A ação em questão, ingressada pelo Ministério Público Federal (MPF), acusa o ex-governador de lavagem de dinheiro no suposto esquema que “devolveu” para integrantes do Governo, em 2009, entre eles o próprio Silval, cerca de R$ 5,2 milhões do total de R$ 19 milhões pago pelo Estado a Hidrapar Engenharia Civil Ltda, a título de pagamento de precatórios.
Silval pediu para ser absolvido antes mesmo da fase da colheita de provas e depoimentos, sob a alegação de que confessou e detalhou o esquema em sua delação premiada firmada com a Procuradoria Geral da República (PGR) e homologada pelo ministro Luiz Fux, no Supremo Tribunal Federal (STF).
Na delação, Silval contou que parte do desvio (R$ 4 milhões) foi usado para comprar o apoio do deputado federal Carlos Bezerra (PMDB) ao empresário Mauro Mendes (PSB) à Prefeitura de Cuiabá, nas eleições de 2008. Mauro foi derrotado na época e só conseguiu se eleger no pleito seguinte, em 2012.

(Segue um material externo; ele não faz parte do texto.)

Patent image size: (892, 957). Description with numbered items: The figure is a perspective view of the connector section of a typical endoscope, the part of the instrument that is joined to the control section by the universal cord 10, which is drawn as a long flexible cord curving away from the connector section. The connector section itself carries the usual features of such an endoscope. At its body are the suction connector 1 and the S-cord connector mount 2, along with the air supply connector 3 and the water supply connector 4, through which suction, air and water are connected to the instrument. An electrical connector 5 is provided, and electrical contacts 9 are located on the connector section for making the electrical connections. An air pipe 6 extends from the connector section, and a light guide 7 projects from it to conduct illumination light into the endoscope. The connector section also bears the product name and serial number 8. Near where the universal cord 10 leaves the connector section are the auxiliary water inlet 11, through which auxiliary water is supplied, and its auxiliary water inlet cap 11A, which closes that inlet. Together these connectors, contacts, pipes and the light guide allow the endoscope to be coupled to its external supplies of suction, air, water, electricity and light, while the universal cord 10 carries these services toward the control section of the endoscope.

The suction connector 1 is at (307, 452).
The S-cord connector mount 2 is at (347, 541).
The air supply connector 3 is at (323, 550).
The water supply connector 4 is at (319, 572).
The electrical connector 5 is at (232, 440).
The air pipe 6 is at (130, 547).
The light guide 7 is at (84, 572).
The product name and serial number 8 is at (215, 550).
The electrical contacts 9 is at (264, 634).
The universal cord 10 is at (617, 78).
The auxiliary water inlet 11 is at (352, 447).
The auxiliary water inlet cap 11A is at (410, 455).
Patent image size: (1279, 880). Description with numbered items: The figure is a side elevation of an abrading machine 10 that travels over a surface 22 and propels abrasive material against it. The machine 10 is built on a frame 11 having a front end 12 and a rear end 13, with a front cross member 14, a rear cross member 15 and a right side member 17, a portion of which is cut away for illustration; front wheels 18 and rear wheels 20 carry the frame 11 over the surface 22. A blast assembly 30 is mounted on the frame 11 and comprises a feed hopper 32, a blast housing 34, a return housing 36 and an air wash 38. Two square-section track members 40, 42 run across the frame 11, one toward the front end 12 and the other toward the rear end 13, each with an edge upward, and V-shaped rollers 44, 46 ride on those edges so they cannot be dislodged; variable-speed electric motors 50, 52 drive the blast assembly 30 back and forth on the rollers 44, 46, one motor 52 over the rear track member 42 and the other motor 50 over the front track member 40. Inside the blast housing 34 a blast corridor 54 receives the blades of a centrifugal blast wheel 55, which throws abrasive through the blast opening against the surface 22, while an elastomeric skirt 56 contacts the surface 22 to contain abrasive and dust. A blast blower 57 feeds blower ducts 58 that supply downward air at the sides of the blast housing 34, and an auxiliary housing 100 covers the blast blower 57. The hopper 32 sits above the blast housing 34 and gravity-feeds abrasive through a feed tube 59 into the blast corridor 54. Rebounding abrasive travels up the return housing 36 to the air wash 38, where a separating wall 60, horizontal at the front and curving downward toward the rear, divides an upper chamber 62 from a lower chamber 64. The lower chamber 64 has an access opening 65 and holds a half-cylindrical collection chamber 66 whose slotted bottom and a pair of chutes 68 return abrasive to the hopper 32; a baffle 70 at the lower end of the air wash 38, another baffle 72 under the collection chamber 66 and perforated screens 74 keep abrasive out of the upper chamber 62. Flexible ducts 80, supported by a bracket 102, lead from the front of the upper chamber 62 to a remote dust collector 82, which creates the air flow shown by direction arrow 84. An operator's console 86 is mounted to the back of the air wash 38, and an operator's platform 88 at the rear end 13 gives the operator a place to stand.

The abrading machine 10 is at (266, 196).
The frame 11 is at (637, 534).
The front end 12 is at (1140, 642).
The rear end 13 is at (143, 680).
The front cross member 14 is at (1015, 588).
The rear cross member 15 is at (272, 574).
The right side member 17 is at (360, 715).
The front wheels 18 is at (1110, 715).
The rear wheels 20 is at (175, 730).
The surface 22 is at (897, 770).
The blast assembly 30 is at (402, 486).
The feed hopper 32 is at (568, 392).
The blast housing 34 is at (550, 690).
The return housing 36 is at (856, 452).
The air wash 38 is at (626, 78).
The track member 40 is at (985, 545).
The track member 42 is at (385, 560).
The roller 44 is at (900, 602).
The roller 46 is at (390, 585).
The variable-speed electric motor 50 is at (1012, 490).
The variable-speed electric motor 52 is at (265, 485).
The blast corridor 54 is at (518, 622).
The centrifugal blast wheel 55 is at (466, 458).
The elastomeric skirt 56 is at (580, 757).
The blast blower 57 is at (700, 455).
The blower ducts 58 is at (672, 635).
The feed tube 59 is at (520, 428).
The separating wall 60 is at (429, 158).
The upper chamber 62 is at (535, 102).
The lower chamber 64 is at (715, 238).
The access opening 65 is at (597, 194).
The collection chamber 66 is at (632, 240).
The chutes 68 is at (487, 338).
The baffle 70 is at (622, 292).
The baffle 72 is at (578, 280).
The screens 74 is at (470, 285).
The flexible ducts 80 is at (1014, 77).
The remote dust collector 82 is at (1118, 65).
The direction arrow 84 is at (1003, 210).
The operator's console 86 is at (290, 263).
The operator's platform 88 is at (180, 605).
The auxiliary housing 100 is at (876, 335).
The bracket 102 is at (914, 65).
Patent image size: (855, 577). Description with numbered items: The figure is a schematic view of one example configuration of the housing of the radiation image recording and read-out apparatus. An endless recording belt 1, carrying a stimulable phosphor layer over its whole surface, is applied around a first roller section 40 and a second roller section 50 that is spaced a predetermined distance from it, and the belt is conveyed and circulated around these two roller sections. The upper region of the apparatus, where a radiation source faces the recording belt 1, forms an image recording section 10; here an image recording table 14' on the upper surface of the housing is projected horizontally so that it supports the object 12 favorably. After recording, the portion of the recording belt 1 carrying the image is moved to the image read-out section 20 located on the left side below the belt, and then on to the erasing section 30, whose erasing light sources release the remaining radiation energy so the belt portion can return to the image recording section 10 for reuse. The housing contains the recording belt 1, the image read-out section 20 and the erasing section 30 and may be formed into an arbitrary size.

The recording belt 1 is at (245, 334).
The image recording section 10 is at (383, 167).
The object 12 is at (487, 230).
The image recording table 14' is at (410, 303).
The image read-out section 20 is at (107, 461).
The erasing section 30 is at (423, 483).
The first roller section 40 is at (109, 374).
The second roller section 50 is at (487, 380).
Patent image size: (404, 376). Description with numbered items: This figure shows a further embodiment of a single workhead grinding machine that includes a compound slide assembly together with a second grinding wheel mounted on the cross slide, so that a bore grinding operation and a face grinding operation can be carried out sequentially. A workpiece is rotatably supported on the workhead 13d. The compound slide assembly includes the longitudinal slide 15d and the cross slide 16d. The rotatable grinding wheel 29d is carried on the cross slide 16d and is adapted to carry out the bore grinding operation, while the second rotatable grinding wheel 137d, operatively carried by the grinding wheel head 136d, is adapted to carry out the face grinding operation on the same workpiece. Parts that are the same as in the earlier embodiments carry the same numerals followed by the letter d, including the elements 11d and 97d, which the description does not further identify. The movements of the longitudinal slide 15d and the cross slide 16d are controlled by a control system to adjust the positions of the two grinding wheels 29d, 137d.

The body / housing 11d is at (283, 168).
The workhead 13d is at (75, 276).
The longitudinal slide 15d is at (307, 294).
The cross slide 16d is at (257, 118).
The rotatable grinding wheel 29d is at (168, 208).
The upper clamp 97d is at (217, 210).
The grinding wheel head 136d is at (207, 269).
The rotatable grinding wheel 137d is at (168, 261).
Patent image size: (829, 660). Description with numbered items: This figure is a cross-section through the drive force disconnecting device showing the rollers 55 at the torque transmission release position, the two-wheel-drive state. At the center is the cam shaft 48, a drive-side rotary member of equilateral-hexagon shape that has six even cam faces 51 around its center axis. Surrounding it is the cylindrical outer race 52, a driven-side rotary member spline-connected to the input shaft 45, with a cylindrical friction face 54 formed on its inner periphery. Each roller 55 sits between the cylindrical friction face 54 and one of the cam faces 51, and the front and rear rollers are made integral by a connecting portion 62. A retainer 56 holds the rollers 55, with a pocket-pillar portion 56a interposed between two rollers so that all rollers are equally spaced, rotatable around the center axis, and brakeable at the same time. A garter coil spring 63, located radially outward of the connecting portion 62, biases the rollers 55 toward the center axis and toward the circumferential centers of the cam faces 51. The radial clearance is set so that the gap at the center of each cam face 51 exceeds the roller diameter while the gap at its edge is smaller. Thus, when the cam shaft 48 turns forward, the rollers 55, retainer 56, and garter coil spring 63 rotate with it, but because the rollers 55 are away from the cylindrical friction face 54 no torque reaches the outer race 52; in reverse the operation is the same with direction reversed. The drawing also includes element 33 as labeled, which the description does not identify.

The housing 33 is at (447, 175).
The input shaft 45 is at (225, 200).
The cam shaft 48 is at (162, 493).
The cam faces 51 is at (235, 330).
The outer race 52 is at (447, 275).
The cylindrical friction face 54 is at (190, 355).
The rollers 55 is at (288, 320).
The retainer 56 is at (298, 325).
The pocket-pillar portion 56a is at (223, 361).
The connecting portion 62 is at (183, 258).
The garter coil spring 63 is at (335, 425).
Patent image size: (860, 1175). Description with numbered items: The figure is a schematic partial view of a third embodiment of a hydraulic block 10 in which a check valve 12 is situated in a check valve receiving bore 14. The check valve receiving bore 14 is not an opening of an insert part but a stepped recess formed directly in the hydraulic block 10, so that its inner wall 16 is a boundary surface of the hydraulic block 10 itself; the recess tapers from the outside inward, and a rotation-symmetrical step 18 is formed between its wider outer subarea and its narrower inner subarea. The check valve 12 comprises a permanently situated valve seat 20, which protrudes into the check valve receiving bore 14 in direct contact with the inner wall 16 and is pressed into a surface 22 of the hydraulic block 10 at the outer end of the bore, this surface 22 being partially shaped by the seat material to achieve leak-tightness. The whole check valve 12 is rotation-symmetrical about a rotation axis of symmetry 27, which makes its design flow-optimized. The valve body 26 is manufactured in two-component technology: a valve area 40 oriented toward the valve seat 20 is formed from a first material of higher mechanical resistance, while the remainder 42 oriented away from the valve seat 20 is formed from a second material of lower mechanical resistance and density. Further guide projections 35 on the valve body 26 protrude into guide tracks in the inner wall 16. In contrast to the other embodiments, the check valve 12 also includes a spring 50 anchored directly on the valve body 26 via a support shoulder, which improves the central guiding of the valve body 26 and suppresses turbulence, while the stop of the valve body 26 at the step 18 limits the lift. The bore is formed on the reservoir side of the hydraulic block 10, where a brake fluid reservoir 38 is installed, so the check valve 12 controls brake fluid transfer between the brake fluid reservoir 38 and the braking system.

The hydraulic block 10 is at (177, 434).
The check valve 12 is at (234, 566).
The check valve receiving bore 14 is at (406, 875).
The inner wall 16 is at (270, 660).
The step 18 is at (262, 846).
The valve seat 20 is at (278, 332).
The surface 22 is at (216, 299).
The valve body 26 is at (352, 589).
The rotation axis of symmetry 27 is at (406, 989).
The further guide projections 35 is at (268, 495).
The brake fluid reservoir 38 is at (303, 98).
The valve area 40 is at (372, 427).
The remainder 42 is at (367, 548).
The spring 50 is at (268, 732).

“Deixo de absolver sumariamente o acusado”, disse o juiz, em trecho da decisão.
Ainda na determinação, Jeferson Schneider marcou para o dia 30 de novembro, às 13h30, a audiência para oitiva das testemunhas e interrogatório de Silval.
Condenações
Em outra ação que trata do mesmo caso, já foram condenados o ex-secretário de Estado Eder Moraes (10 anos e 8 meses de prisão) e os irmãos advogados Kleber e Alex Tocantins Matos cumprirão (14 anos de detenção cada).
Eder foi condenado pelo crime de corrupção passiva (solicitar ou receber vantagem indevida) e os irmãos Tocantins por corrupção ativa (oferecer tal vantagem) e lavagem de dinheiro.
O próprio Kleber Tocantins confessou que lavou o dinheiro após ter sido ameaçado por Silval. Em depoimento ao juiz Jeferson Schneider, Tocantins detalhou ter sido chamado ao gabinete do então vice-governador Silval, para negociar o pagamento da empresa pela Sanemat.
“Depois de haver negociado entre os meses de julho de 2008 a fevereiro de 2009, acordaram no pagamento de R$ 19 milhões”, disse o juiz em trecho da decisão.
Em 20 de março de 2008 foi realizado o pagamento da primeira parcela, no montante de R$ 9,5 milhões ao escritório dos irmãos Tocantins.
Posteriormente, Kleber contou que foi chamado por Silval Barbosa, que afirmou ter uma dívida com a Globo Fomento Ltda, de propriedade de Gércio Marcelino Mendonça Júnior, o Júnior Mendonça, delator da Ararath. Na oportunidade, Silval disse que precisaria da “ajuda” de Kleber para quitar esse débito.
Foi então que o advogado realizou a lavagem de dinheiro. “Assim, segundo Kleber Tocantins, em razão de ameaças realizadas pelo então vice-governador, Silval, no dia 25 de março de 2009 efetuou a transferência de R$ 4,750 milhões, em favor da factoring Globo Fomento Ltda”, afirmou o magistrado.